Bolsonaro justificou seu encontro com Burns referindo-se ao cenário político da América do Sul com desconfiança, mais uma vez acenando para um golpe de Estado no ano que vem: “A gente analisa como estão as coisas. Na Venezuela o pessoal não aguenta mais falar, mas olha a Argentina. Para onde está indo o Chile? O que aconteceu na Bolívia? Voltou a turma do Evo Morales e mais ainda: a presidente que estava lá com um mandato tampão está presa, acusada de atos antidemocráticos. Estão sentindo alguma semelhança com o Brasil?”, afirmou o presidente. Sob o temor da ameaça à democracia brasileira, a Associação de Juristas pela Democracia (ABJD) enviou um ofício ao MRE solicitando informações sobre as pautas discutidas com Burns. O deputado federal Glauber Braga (PSOL – RJ) também assinou um requerimento por mais informações a respeito do encontro e solicitou, junto ao deputado David Miranda (PSOL – RJ), a convocação de Augusto Heleno e Luiz Eduardo Ramos à Comissão de Relações Exteriores da Câmara. 
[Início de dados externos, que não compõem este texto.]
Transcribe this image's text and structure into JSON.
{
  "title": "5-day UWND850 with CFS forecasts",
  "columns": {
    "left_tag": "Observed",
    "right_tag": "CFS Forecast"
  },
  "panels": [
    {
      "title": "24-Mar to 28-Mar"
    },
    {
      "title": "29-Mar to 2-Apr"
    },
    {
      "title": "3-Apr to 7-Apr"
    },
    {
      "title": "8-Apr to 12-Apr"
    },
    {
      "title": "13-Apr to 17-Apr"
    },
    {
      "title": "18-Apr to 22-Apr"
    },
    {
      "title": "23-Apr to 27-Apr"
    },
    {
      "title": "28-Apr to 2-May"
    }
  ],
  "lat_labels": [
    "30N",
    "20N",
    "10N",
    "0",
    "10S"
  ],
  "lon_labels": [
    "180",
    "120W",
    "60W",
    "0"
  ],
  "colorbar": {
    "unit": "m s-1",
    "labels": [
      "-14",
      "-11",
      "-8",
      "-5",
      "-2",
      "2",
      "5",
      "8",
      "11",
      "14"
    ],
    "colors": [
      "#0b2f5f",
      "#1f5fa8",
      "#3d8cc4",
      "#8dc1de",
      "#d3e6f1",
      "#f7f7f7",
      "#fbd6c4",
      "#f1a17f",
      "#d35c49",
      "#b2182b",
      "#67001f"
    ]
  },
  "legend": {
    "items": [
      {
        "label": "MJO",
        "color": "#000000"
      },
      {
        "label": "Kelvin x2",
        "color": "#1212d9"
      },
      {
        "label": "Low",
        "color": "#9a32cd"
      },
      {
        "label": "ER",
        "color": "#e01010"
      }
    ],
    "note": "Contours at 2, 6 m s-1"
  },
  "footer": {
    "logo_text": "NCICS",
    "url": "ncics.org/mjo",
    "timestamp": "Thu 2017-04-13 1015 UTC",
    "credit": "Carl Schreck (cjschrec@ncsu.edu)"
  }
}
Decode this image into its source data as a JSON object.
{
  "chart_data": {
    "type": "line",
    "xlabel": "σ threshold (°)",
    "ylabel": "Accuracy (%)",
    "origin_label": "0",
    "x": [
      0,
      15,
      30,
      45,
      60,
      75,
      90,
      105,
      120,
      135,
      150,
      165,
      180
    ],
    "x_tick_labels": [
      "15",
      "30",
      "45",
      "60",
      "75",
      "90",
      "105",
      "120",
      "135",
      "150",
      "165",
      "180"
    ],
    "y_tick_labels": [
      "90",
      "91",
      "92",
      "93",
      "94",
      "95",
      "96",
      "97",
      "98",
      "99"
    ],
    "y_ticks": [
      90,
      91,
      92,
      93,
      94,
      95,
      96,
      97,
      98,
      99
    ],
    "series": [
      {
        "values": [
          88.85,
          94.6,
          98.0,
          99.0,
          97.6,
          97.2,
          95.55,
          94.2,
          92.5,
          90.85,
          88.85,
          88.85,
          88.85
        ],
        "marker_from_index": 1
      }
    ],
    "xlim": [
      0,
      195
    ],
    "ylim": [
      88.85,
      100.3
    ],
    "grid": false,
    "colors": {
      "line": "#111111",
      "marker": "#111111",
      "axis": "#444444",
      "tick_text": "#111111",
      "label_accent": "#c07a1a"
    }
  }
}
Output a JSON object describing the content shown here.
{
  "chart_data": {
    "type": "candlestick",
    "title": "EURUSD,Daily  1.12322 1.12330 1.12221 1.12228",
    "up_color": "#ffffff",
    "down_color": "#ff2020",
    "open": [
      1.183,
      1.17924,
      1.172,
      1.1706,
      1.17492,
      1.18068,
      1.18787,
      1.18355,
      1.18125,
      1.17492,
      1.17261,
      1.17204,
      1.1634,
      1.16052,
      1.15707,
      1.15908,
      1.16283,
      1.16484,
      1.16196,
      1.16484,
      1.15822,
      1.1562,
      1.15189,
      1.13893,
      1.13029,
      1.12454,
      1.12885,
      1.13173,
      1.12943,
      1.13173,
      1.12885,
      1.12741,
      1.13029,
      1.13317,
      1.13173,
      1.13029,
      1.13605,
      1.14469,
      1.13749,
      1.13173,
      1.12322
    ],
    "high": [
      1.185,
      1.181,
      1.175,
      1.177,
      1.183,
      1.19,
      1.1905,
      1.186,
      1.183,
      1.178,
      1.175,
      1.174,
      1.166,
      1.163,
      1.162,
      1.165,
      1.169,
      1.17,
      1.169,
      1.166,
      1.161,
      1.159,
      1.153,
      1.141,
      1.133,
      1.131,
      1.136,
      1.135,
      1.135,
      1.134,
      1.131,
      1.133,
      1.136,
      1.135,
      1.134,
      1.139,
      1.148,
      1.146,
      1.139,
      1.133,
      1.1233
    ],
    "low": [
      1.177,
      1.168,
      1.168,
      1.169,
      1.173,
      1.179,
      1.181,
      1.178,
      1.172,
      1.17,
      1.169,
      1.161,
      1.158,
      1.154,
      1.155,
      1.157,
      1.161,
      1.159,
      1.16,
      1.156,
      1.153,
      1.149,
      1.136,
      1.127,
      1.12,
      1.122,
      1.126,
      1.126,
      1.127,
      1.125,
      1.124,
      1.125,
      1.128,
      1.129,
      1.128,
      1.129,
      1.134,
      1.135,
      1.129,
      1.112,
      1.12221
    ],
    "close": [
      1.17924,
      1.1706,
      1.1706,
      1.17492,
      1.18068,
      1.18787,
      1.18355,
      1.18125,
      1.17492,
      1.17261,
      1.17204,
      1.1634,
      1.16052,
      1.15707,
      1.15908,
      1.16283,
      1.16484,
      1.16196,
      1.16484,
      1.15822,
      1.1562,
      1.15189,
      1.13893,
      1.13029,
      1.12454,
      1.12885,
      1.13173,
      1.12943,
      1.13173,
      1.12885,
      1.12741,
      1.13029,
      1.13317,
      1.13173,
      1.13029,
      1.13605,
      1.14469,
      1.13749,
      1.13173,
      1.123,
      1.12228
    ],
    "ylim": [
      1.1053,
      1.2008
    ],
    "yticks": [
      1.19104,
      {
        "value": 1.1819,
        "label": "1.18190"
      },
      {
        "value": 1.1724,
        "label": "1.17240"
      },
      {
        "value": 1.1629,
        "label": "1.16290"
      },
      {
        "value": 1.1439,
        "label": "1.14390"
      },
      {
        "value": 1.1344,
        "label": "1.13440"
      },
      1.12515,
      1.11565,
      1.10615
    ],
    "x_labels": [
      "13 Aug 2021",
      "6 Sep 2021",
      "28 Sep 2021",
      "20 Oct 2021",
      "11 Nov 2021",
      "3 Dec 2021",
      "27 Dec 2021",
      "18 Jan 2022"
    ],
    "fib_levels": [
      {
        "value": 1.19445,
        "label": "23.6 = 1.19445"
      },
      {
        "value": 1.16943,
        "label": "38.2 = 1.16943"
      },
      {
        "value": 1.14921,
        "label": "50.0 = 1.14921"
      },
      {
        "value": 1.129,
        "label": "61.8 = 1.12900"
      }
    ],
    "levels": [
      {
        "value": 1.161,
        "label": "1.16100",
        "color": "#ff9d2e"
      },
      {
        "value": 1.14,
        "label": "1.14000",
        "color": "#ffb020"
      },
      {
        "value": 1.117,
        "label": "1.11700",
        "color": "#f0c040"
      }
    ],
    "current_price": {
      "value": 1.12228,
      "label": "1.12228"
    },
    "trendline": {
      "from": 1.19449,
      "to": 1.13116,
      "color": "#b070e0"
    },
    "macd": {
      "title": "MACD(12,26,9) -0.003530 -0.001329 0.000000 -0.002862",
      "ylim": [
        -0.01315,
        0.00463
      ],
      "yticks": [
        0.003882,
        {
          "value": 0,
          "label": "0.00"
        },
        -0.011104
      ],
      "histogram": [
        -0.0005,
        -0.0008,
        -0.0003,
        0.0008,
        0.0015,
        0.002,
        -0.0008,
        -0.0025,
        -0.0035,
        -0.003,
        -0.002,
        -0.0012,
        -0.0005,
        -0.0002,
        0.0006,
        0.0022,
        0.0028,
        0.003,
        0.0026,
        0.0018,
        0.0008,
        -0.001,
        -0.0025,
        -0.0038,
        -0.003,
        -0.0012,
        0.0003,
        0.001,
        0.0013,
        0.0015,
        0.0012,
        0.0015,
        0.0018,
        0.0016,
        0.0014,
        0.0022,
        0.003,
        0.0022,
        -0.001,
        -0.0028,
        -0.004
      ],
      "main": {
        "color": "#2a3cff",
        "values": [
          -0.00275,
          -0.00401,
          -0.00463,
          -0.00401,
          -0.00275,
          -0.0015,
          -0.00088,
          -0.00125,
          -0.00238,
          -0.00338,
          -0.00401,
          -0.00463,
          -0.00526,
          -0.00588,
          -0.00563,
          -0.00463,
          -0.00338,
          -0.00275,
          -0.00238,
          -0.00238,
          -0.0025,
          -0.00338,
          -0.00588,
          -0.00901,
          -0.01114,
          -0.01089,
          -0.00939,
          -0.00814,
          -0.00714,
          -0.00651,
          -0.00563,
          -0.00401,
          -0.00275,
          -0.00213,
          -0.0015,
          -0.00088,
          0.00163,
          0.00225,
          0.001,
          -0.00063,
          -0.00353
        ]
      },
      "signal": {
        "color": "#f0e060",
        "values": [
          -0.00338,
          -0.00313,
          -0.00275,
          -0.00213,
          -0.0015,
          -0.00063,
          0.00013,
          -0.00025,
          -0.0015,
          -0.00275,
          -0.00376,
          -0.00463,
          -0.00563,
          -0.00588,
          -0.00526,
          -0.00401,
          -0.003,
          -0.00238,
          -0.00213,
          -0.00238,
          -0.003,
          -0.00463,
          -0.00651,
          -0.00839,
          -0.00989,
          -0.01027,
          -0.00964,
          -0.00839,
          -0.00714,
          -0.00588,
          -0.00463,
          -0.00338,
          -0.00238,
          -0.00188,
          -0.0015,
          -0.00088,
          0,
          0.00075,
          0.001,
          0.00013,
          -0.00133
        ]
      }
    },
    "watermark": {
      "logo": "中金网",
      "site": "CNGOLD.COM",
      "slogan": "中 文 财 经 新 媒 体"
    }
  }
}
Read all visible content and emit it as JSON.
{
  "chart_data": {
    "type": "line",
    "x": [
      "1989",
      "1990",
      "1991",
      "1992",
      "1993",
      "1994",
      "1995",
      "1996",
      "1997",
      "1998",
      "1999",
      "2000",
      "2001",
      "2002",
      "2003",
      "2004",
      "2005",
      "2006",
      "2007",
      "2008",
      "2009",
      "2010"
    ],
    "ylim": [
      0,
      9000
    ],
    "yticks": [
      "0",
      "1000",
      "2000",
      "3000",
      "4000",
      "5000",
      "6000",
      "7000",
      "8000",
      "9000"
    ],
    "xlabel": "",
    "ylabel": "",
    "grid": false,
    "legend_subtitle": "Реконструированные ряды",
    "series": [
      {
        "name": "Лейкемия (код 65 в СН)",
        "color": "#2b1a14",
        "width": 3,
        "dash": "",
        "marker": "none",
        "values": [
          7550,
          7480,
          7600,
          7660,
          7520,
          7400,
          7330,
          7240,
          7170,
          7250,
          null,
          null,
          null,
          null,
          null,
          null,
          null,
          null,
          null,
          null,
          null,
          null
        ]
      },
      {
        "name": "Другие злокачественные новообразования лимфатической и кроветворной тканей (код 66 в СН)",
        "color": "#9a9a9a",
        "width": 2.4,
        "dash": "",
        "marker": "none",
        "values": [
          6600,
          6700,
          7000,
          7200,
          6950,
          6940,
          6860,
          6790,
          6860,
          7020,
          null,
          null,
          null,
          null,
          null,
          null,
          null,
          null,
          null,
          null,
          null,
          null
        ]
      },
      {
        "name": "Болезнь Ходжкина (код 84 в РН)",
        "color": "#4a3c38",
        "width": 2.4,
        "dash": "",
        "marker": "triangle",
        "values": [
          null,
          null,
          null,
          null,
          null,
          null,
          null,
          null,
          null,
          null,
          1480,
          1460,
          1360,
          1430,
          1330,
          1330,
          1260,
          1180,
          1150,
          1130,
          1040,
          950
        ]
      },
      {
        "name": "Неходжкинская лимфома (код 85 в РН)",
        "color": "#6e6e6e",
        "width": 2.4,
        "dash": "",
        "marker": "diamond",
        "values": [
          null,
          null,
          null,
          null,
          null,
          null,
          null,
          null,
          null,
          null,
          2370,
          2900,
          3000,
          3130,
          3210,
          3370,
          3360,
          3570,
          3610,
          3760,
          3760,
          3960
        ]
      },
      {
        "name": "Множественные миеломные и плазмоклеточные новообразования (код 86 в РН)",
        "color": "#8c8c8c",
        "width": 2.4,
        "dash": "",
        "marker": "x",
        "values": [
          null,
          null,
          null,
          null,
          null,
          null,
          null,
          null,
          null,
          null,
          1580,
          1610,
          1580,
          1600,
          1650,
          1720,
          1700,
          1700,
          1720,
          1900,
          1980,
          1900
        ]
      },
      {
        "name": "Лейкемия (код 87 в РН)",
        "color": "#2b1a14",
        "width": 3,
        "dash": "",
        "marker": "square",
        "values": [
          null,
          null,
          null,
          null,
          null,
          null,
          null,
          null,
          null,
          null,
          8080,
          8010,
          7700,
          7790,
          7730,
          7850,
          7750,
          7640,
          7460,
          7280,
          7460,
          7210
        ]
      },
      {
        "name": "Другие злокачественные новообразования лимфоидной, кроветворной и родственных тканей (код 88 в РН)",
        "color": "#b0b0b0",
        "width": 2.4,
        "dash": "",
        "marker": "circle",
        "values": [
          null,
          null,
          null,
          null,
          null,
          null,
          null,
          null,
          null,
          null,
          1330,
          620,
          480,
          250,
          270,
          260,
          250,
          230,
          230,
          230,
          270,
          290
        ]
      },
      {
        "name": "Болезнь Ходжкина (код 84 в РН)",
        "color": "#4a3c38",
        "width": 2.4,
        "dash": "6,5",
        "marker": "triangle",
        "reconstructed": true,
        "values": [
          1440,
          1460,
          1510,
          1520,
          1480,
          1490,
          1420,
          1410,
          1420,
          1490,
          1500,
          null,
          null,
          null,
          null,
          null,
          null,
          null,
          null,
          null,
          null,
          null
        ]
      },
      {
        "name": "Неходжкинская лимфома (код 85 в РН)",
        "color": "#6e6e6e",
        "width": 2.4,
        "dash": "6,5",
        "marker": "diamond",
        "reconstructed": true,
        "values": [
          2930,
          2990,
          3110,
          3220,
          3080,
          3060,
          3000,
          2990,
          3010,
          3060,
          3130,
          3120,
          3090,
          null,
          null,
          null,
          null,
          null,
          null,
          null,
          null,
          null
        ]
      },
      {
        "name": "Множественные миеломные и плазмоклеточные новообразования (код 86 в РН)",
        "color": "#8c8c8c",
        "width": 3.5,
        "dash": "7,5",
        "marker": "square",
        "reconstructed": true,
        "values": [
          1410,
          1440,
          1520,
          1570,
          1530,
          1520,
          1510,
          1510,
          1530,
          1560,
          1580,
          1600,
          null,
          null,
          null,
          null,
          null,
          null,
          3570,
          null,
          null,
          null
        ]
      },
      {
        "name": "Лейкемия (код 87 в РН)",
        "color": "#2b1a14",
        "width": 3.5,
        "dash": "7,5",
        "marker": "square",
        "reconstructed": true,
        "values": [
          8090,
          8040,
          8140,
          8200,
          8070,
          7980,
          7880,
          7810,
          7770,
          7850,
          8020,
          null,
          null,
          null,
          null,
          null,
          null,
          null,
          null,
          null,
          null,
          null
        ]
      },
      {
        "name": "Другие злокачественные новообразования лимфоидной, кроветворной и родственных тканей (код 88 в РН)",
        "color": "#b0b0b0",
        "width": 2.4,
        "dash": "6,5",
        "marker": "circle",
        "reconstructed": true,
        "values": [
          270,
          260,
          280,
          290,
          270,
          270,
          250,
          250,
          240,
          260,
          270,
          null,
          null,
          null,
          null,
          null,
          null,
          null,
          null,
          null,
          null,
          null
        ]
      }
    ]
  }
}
Um fato importante para se analisar este caso é que antes de chegar ao Brasil, William Burns visitou a Colômbia, país que passa por uma convulsão social profunda, com graves violações de direitos humanos por parte do Estado. Contudo, os governos dos dois países da América do Sul, apesar de muito mais alinhados à administração Trump e adeptos de posições políticas bastante avessas aos valores sustentados por Joe Biden, mostram-se como aliados importantes do governo estadunidense para fazer frente à influência chinesa na região, um dos pilares da atual política externa estadunidense.